5.31      However the committee has not been convinced that this current activity is providing a coherent strategic analysis of the social determinants of health that could inform potential actions to address negative health outcomes.  The Marmot review in the UK provided the vehicle and the focus for examining the social determinants of health in that country.  The extensive review utilised a vast amount of data to produce a compelling case for reducing health inequalities, and a framework for doing so. The committee does not think that the Australian government has such a focus currently.

5.32      The AIHW discussed ongoing activities undertaken as a result of the government's focus on tackling indigenous disadvantage as part of the closing the gap agenda.  Significant efforts have been made to address data gaps that inhibit effective monitoring and reporting, through the establishment of bodies such as the National Advisory Group on Aboriginal and Torres Strait Islander Health Information and Data.  In the committee's view the coordination between agencies such as the ABS and the AIHW, facilitated by a strong political will and concomitant funding, is what is required to achieve a similarly comprehensive and coherent policy outcome for social determinants of health.     

5.33      The committee heard that there were significant gaps in the data that needed to be addressed through targeted research.  There was a perception that the NHMRC funding in particular was geared towards medical research rather than public health research. 

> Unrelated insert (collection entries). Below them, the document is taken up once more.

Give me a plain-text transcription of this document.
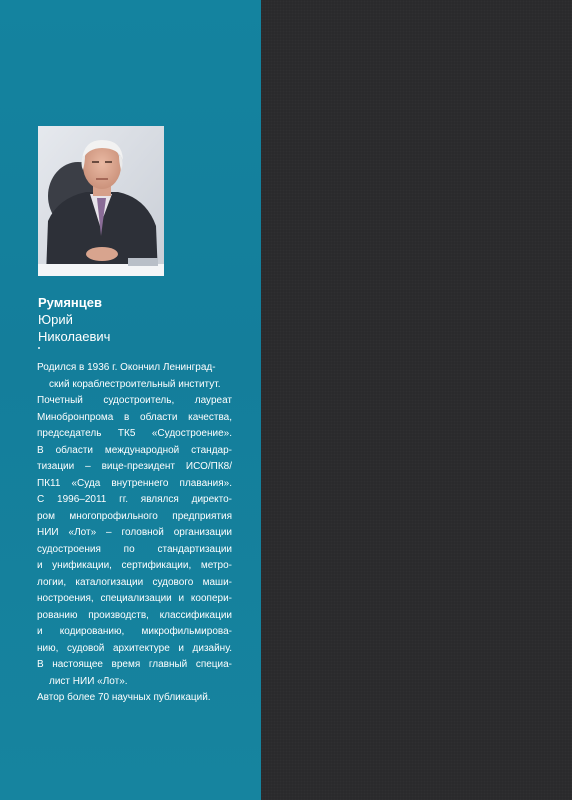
Румянцев
Юрий
Николаевич
Родился в 1936 г. Окончил Ленинград-
ский кораблестроительный институт.
Почетный судостроитель, лауреат
Минобронпрома в области качества,
председатель ТК5 «Судостроение».
В области международной стандар-
тизации – вице-президент ИСО/ПК8/
ПК11 «Суда внутреннего плавания».
С 1996–2011 гг. являлся директо-
ром многопрофильного предприятия
НИИ «Лот» – головной организации
судостроения по стандартизации
и унификации, сертификации, метро-
логии, каталогизации судового маши-
ностроения, специализации и коопери-
рованию производств, классификации
и кодированию, микрофильмирова-
нию, судовой архитектуре и дизайну.
В настоящее время главный специа-
лист НИИ «Лот».
Автор более 70 научных публикаций.
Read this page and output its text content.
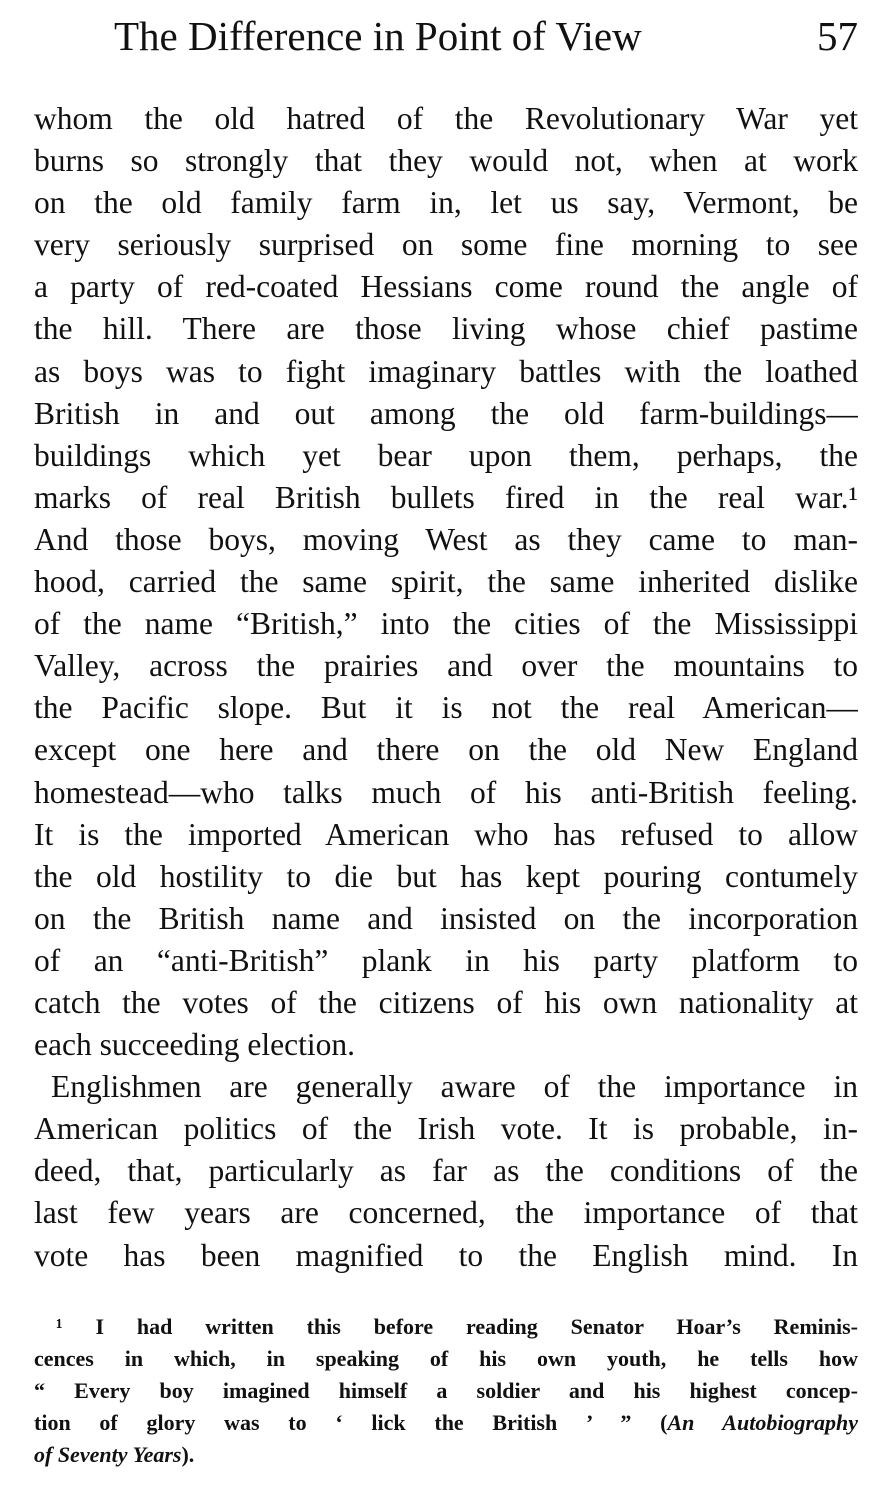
The Difference in Point of View	57
whom the old hatred of the Revolutionary War yet
burns so strongly that they would not, when at work
on the old family farm in, let us say, Vermont, be
very seriously surprised on some fine morning to see
a party of red-coated Hessians come round the angle of
the hill. There are those living whose chief pastime
as boys was to fight imaginary battles with the loathed
British in and out among the old farm-buildings—
buildings which yet bear upon them, perhaps, the
marks of real British bullets fired in the real war.¹
And those boys, moving West as they came to man-
hood, carried the same spirit, the same inherited dislike
of the name “British,” into the cities of the Mississippi
Valley, across the prairies and over the mountains to
the Pacific slope. But it is not the real American—
except one here and there on the old New England
homestead—who talks much of his anti-British feeling.
It is the imported American who has refused to allow
the old hostility to die but has kept pouring contumely
on the British name and insisted on the incorporation
of an “anti-British” plank in his party platform to
catch the votes of the citizens of his own nationality at
each succeeding election.
Englishmen are generally aware of the importance in
American politics of the Irish vote. It is probable, in-
deed, that, particularly as far as the conditions of the
last few years are concerned, the importance of that
vote has been magnified to the English mind. In
¹ I had written this before reading Senator Hoar’s Reminis-
cences in which, in speaking of his own youth, he tells how
“ Every boy imagined himself a soldier and his highest concep-
tion of glory was to ‘ lick the British ’ ” (An Autobiography
of Seventy Years).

5.34      The committee was surprised to hear that a research event had taken place in September 2012 to discuss the research requirements around the social determinants agenda, yet neither the Department, nor NHMRC themselves had thought it appropriate to inform the committee of this discussion, in spite of it occurring during the committee's inquiry. 

5.35      The committee supports an analysis of the priorities of the NHMRC to establish whether there should be a realignment of research priorities to ensure a greater emphasis on public health research, including research into social determinants.

Recommendation 4

5.36      The committee recommends that the NHMRC give greater emphasis in its grant allocation priorities to research on public health and social determinants research.

5.37      The committee is strongly supportive of a regular reporting framework being established specifically on the social determinants of health.  The regular reporting on the Closing the Gap agenda to tackle Indigenous disadvantage ensures that a focus on Indigenous disadvantage is maintained, and progress against milestones is assessed at the highest levels within government and in the media.

Recommendation 5

5.38      The committee recommends that annual progress reports to parliament be a key requirement of the body tasked with responsibility for addressing the social determinants of health.